I need some advice on arrow length. I have an opportunity to buy some carbon express 6075 Terminator lite arrows at a good price 1.50 each, there brand new with fletchings, noc and inserts installed. There 31" long. First is that a good deal? Ive checked some charts and they seam to say they will work, But I'm new at archery. I'm shooting a PSE Nova hunter S8 it's set at 60lbs and 29" draw length.


----------



## archeryshooter (Apr 11, 2004)

They should work just fine, thats a pretty good price too!They should be plenty long.


----------



## fletched (May 10, 2006)

Once you get your bow set up and your draw length properly adjusted, put an arrow on the bow and draw it back. Have someone to mark it about 1" infront of the rest. Your arrow length will usually be 1" to 1 1/2" shorter than you draw length.


----------



## nuts&bolts (Mar 25, 2005)

jellyroll said:


> I need some advice on arrow length. I have an opportunity to buy some carbon express 6075 Terminator lite arrows at a good price 1.50 each, there brand new with fletchings, noc and inserts installed. There 31" long. First is that a good deal? Ive checked some charts and they seam to say they will work, But I'm new at archery.

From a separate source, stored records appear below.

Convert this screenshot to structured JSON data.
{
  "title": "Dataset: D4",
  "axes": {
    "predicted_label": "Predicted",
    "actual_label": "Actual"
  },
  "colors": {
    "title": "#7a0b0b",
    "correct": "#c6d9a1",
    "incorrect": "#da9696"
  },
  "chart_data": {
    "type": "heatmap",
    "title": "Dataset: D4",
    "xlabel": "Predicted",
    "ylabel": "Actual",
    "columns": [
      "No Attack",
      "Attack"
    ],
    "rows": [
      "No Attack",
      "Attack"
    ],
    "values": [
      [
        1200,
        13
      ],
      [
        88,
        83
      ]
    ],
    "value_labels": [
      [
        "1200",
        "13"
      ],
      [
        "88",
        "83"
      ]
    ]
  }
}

I'm shooting a PSE Nova hunter S8 it's set at 60lbs and 29" draw length.


jellyroll:

A long skinny stick with a 1 pound weight is going to be very flexible.

Same skinny stick, but half as long
with the same 1 lb weight is going to be much much stiffer.


Arrows are no different.

If the arrow shaft is too long,
then your arrow will behave too weak.

If the arrow shaft is too short,
then your arrow is going to behave too stiff.

Gotta match the stiffness of the arrow
to the draw weight and draw length of your bow.

When the stiffness of the arrow is perfectly matched
to the energy produced by your bow, then the arrows fly where you want.


www.pinwheelsoftware.com

OnTarget2! archery software.

Very easy to use.



Ideally, have these arrows cut.

If not, then have the inserts glued in,
and use 100 grain inserts.

You did not mention the size of the vanes,
so I assumed Blazer vanes.


If you drop the draw weight down to 53 lbs,
these arrows should work ok for you.


----------